BEYROUTH: Quatorze personnes sont décédées dans l'effondrement dimanche d'un immeuble à Tripoli, dans le nord du Liban, où les opérations de recherche sont terminées, a annoncé lundi le chef de la Défense civile.

Il s'agit de la deuxième catastrophe de ce type en quelques semaines dans cette ville où de nombreux édifices sont encore considérés à risque après un puissant séisme dans la région en février 2023.

Le bâtiment situé dans le quartier pauvre de Bab al-Tabbaneh comprenait deux blocs, chacun constitué de six appartements, et quelque 22 personnes se trouvaient à l'intérieur au moment de l'effondrement.

"Les recherches et les opérations de secours sont terminées dans l'immédiat", a déclaré à la presse le chef de la Défense civile, Imad Khreish.

Huit résidents ont été secourus mais "malheureusement 14 personnes sont décédées", a-t-il précisé, en révisant à la hausse un bilan précédent de neuf morts.

Le maire de Tripoli, Abdel Hamid Karimeh, a déclaré dimanche la "ville sinistrée" en raison de l'insécurité de ses bâtiments.

Le Premier ministre libanais Nawaf Salam a lui dénoncé une "catastrophe", attribuée à "de longues années de négligence accumulée".

Le Liban compte de nombreux bâtiments délabrés.
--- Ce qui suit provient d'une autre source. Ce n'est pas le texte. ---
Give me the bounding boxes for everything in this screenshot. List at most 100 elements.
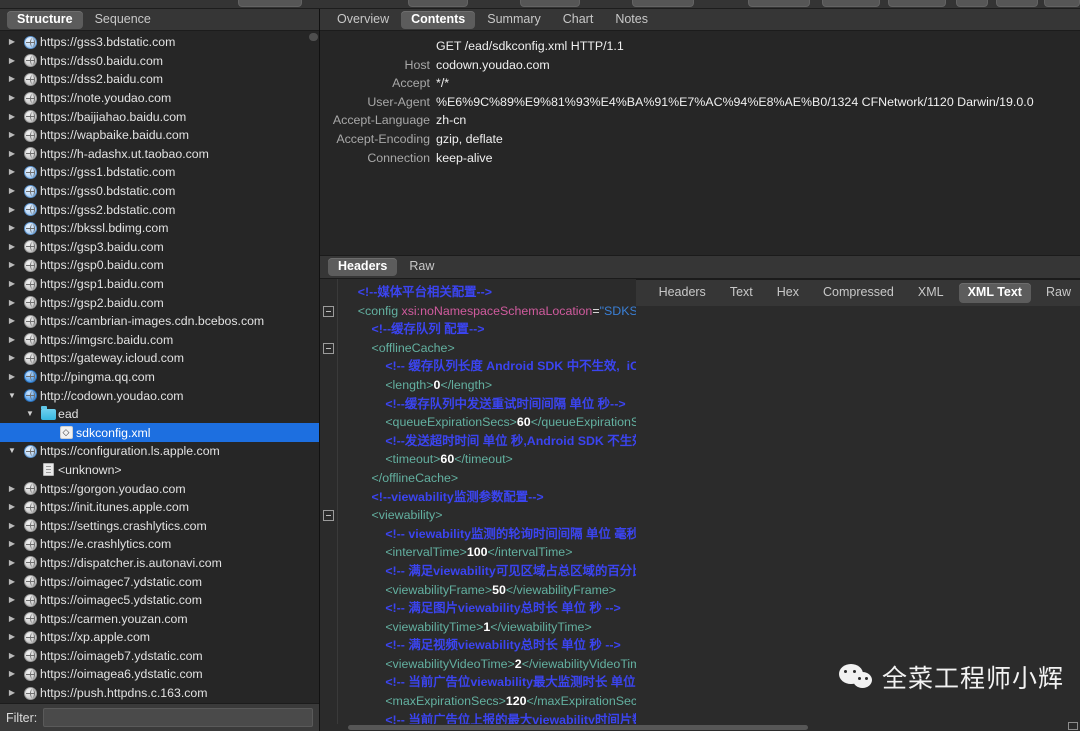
- tab-text[interactable]: Text: [721, 283, 762, 303]
- tree-row[interactable]: ▶ https://gorgon.youdao.com: [0, 479, 319, 498]
- tree-row[interactable]: ▶ https://oimageb7.ydstatic.com: [0, 647, 319, 666]
- tab-xml[interactable]: XML: [909, 283, 953, 303]
- tree-row[interactable]: ▶ https://baijiahao.baidu.com: [0, 107, 319, 126]
- tree-row[interactable]: ▶ https://gsp3.baidu.com: [0, 238, 319, 257]
- tree-row[interactable]: ▶ https://oimagec7.ydstatic.com: [0, 572, 319, 591]
- chevron-right-icon[interactable]: ▶: [4, 261, 20, 269]
- tree-row[interactable]: ▶ https://carmen.youzan.com: [0, 609, 319, 628]
- chevron-right-icon[interactable]: ▶: [4, 372, 20, 381]
- chevron-right-icon[interactable]: ▶: [4, 596, 20, 604]
- toolbar-button-3[interactable]: [520, 0, 580, 7]
- tree-row[interactable]: ▶ https://h-adashx.ut.taobao.com: [0, 145, 319, 164]
- chevron-right-icon[interactable]: ▶: [4, 670, 20, 678]
- tree-row[interactable]: ▶ https://dss2.baidu.com: [0, 70, 319, 89]
- toolbar-button-2[interactable]: [408, 0, 468, 7]
- tab-xml-text[interactable]: XML Text: [958, 283, 1031, 303]
- tree-row[interactable]: ▶ https://bkssl.bdimg.com: [0, 219, 319, 238]
- tree-row[interactable]: ▶ https://gsp0.baidu.com: [0, 256, 319, 275]
- tree-scrollbar-thumb[interactable]: [309, 33, 318, 41]
- tree-row[interactable]: ▼ http://codown.youdao.com: [0, 386, 319, 405]
- toolbar-button-4[interactable]: [632, 0, 694, 7]
- tab-contents[interactable]: Contents: [401, 10, 476, 29]
- toolbar-button-10[interactable]: [1044, 0, 1080, 7]
- tab-chart[interactable]: Chart: [553, 11, 604, 29]
- fold-gutter[interactable]: [320, 279, 338, 731]
- fold-toggle-icon[interactable]: [323, 510, 334, 522]
- tree-row[interactable]: ▶ https://gss1.bdstatic.com: [0, 163, 319, 182]
- tree-row[interactable]: ▶ https://cambrian-images.cdn.bcebos.com: [0, 312, 319, 331]
- chevron-right-icon[interactable]: ▶: [4, 38, 20, 46]
- chevron-down-icon[interactable]: ▼: [4, 447, 20, 455]
- chevron-right-icon[interactable]: ▶: [4, 56, 20, 65]
- tree-row[interactable]: ▶ https://settings.crashlytics.com: [0, 516, 319, 535]
- tree-row[interactable]: ▶ https://gss3.bdstatic.com: [0, 33, 319, 52]
- tree-row[interactable]: ▶ https://imgsrc.baidu.com: [0, 331, 319, 350]
- chevron-right-icon[interactable]: ▶: [4, 224, 20, 232]
- chevron-right-icon[interactable]: ▶: [4, 131, 20, 139]
- toolbar-button-1[interactable]: [238, 0, 302, 7]
- chevron-right-icon[interactable]: ▶: [4, 317, 20, 325]
- tree-row[interactable]: ▶ https://xp.apple.com: [0, 628, 319, 647]
- chevron-right-icon[interactable]: ▶: [4, 540, 20, 548]
- tree-row[interactable]: ▶ https://init.itunes.apple.com: [0, 498, 319, 517]
- chevron-right-icon[interactable]: ▶: [4, 577, 20, 586]
- chevron-right-icon[interactable]: ▶: [4, 168, 20, 176]
- tab-summary[interactable]: Summary: [477, 11, 550, 29]
- chevron-right-icon[interactable]: ▶: [4, 614, 20, 623]
- tab-structure[interactable]: Structure: [7, 10, 83, 29]
- tree-row[interactable]: <unknown>: [0, 461, 319, 480]
- toolbar-button-9[interactable]: [996, 0, 1038, 7]
- tree-row[interactable]: ▶ https://oimagea6.ydstatic.com: [0, 665, 319, 684]
- chevron-right-icon[interactable]: ▶: [4, 484, 20, 493]
- chevron-down-icon[interactable]: ▼: [22, 410, 38, 418]
- chevron-right-icon[interactable]: ▶: [4, 503, 20, 511]
- tab-compressed[interactable]: Compressed: [814, 283, 903, 303]
- tree-row[interactable]: ▶ https://gateway.icloud.com: [0, 349, 319, 368]
- chevron-right-icon[interactable]: ▶: [4, 75, 20, 83]
- chevron-right-icon[interactable]: ▶: [4, 335, 20, 344]
- tab-hex[interactable]: Hex: [768, 283, 808, 303]
- tree-row[interactable]: ▶ https://push.httpdns.c.163.com: [0, 684, 319, 703]
- tree-row[interactable]: ▶ https://gss2.bdstatic.com: [0, 200, 319, 219]
- tab-headers[interactable]: Headers: [650, 283, 715, 303]
- chevron-right-icon[interactable]: ▶: [4, 94, 20, 102]
- toolbar-button-6[interactable]: [822, 0, 880, 7]
- resize-corner[interactable]: [1068, 722, 1078, 730]
- tree-row[interactable]: ▼ ead: [0, 405, 319, 424]
- xml-horizontal-scrollbar[interactable]: [320, 724, 1080, 731]
- tab-headers[interactable]: Headers: [328, 258, 398, 276]
- chevron-right-icon[interactable]: ▶: [4, 521, 20, 530]
- tree-row[interactable]: ◇ sdkconfig.xml: [0, 423, 319, 443]
- chevron-right-icon[interactable]: ▶: [4, 689, 20, 697]
- fold-toggle-icon[interactable]: [323, 305, 334, 317]
- tree-row[interactable]: ▶ http://pingma.qq.com: [0, 368, 319, 387]
- toolbar-button-5[interactable]: [748, 0, 810, 7]
- tree-row[interactable]: ▶ https://oimagec5.ydstatic.com: [0, 591, 319, 610]
- tree-row[interactable]: ▶ https://e.crashlytics.com: [0, 535, 319, 554]
- chevron-right-icon[interactable]: ▶: [4, 298, 20, 307]
- tab-raw[interactable]: Raw: [399, 258, 444, 276]
- chevron-right-icon[interactable]: ▶: [4, 112, 20, 121]
- tree-row[interactable]: ▶ https://note.youdao.com: [0, 89, 319, 108]
- toolbar-button-8[interactable]: [956, 0, 988, 7]
- chevron-right-icon[interactable]: ▶: [4, 280, 20, 288]
- chevron-down-icon[interactable]: ▼: [4, 391, 20, 400]
- chevron-right-icon[interactable]: ▶: [4, 242, 20, 251]
- chevron-right-icon[interactable]: ▶: [4, 633, 20, 641]
- tree-row[interactable]: ▶ https://gsp2.baidu.com: [0, 293, 319, 312]
- xml-text-view[interactable]: <!--媒体平台相关配置--> <config xsi:noNamespaceS…: [320, 279, 1080, 731]
- tree-row[interactable]: ▼ https://configuration.ls.apple.com: [0, 442, 319, 461]
- chevron-right-icon[interactable]: ▶: [4, 149, 20, 158]
- filter-input[interactable]: [43, 708, 313, 727]
- tree-row[interactable]: ▶ https://dss0.baidu.com: [0, 52, 319, 71]
- tab-overview[interactable]: Overview: [327, 11, 399, 29]
- chevron-right-icon[interactable]: ▶: [4, 651, 20, 660]
- tab-sequence[interactable]: Sequence: [85, 11, 161, 29]
- tab-notes[interactable]: Notes: [605, 11, 658, 29]
- tree-row[interactable]: ▶ https://dispatcher.is.autonavi.com: [0, 554, 319, 573]
- session-tree[interactable]: ▶ https://gss3.bdstatic.com ▶ https://dss0.…: [0, 31, 319, 703]
- tree-row[interactable]: ▶ https://wapbaike.baidu.com: [0, 126, 319, 145]
- chevron-right-icon[interactable]: ▶: [4, 354, 20, 362]
- tree-row[interactable]: ▶ https://gss0.bdstatic.com: [0, 182, 319, 201]
- chevron-right-icon[interactable]: ▶: [4, 187, 20, 195]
Beaucoup d'immeubles ont été construits illégalement, notamment pendant la guerre civile de 1975-1990, tandis que certains propriétaires ont ajouté des étages à des bâtiments sans autorisation.

En 2024, l'organisation de défense des droits humains Amnesty International estimait que "des milliers de personnes" vivaient encore dans des bâtiments à risque à Tripoli, plus d'un an après un puissant séisme ayant surtout frappé la Turquie et la Syrie.